Representatives from Mitsubishi and Unique Photo who took part in the event last month said the key to success for an in-store demonstration is to provide a little bit of both. Otherwise, Demo Days can quickly become a "Demo Daze" for customers and staff.
"This provides a hands-on setup so Unique's (professional photographer) customers can see how the product works and how it can be a profit to them and their business," said Darla Achey, Marketing Communications specialist for Mitsubishi Electric's Imaging Products Division. Achey was on hand at Unique with Art Pushkin, Mitsubishi's Regional sales manager for Imaging Products, to demonstrate the company's new CP-8000DW and CP-3020DU digital color printers. The dye-sub printers deliver high-quality, high-speed prints. The CP-8000DW produces 4x6, 5x7 and 6x9-inch prints and the newer CP-3020DU does 8x10 and 8x12-inch prints.
"At the same time as this is helping Unique's customers, it also gives us the opportunity to do training for sales staff here which is important so they can understand how the product works so they can talk intelligently about it with their customers," Achey added.
Pushkin, who presented the demo to about 10 members of Unique's staff, said that the more someone knows about a product, the easier it is to sell. "By just making this information available to them, all of a sudden a light bulb goes off and they see the value. What I told everyone today is to just tell their customers that they're leaving money on the table [if they don't invest in these products.]"
One of Unique's customers who has seen the value of adding the two printers to his business is Neil Clipper, president of the Palisades Park, New Jersey-based Abbey Creative Photography. Clipper uses the 8000DW for its speed (30 seconds for each 5x7, 22 for a 4x6) and the 3020DW when he needs a bigger size. Both come bundled with a custom Mitsubishi version of PC Event software.

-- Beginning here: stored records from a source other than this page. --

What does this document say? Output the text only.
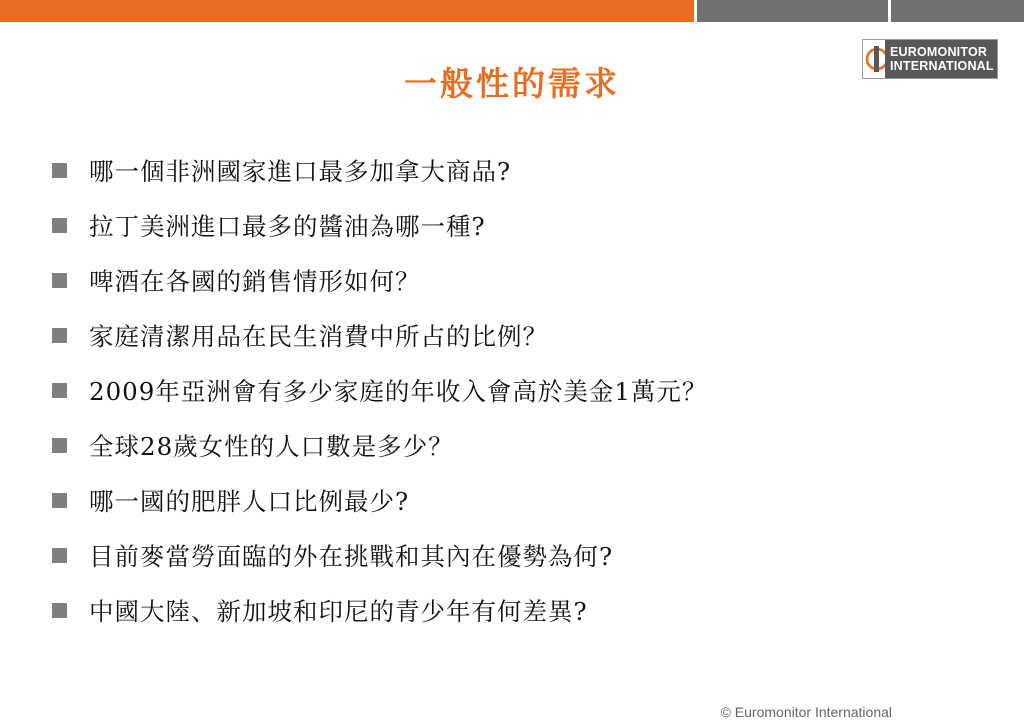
EUROMONITOR
INTERNATIONAL
一般性的需求
哪一個非洲國家進口最多加拿大商品?
拉丁美洲進口最多的醬油為哪一種?
啤酒在各國的銷售情形如何？
家庭清潔用品在民生消費中所占的比例？
2009年亞洲會有多少家庭的年收入會高於美金1萬元？
全球28歲女性的人口數是多少？
哪一國的肥胖人口比例最少?
目前麥當勞面臨的外在挑戰和其內在優勢為何?
中國大陸、新加坡和印尼的青少年有何差異?
© Euromonitor International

"At a wedding for example, I'm going to need a lot of prints done quick and easy in a 5x7 size, and I can put it on the highest resolution mode," he noted. "However, at a corporate event, I might be doing headshots of executives and need 8x10 or 8x12 prints, for which I will use the 3020."
Clipper added that the instant gratification of using the Mitsubishi printers on a job is worth the investment alone. "It allows us to provide an added value that our competitors are not offering and at the same time, it brings in revenue for us."
Michael Green, Unique's vice president of Marketing, said his store typically does about 15 demo days a year with most of the big names in imaging including Adobe, Canon and Nikon. The spread of digital, he noted, has made the need for in-store demonstrations greater than ever.
"It's much different from selling [Kodak] Portra VC or NC," Green said. "And I think education is the most important thing we can give them. With the advent of digital, people crave knowledge and they crave where they can get it. There's a quote I use a lot: 'The wrong product at the best price is no bargain at all.' You've got to be able to sit with someone so they can ask you questions. And I often find that I ask them as many questions as they ask me. When I have a full understanding of their business, I can tell them: 'This is the way you should go.' So having a demo day like this is very important. It's what sets us apart from all the nonsense that's out there."
One of the most important things in any demo day, of course, is to attract people. To help draw customers to his store for such an event, Green promotes it on Unique's website, posts signs inside the showroom of Unique's headquarters in Florham Park, New Jersey, and sends emails to a select group of customers who might be interested in the product. In the case of the Mitsubishi printers, Green sent an email about the demo day to professional photographers in the New York/New Jersey region.
The most effective means of drawing customers though is to have a featured speaker. "When I get a speaker in, I tend to draw a crowd," Green said.
While a nasty summer rainstorm kept crowds light at the recent Mitsubishi demo, there were plenty of store staffers around to take part in the training session.
"The hands on experience [of a demo day] definitely helps us know better what the sell through is for the customer so we can tell them exactly what the product does and how it can help them make some money," said Eli Gruber, a Unique sales rep.
Scott Kearns, a technical advisor at Unique, said that as professional shooters transition to digital, their need for output grows, which is why the Mitsubishi demo was so timely. "Of the digital photographers we sell to, a lot of them have already expressed interest in some type of printer."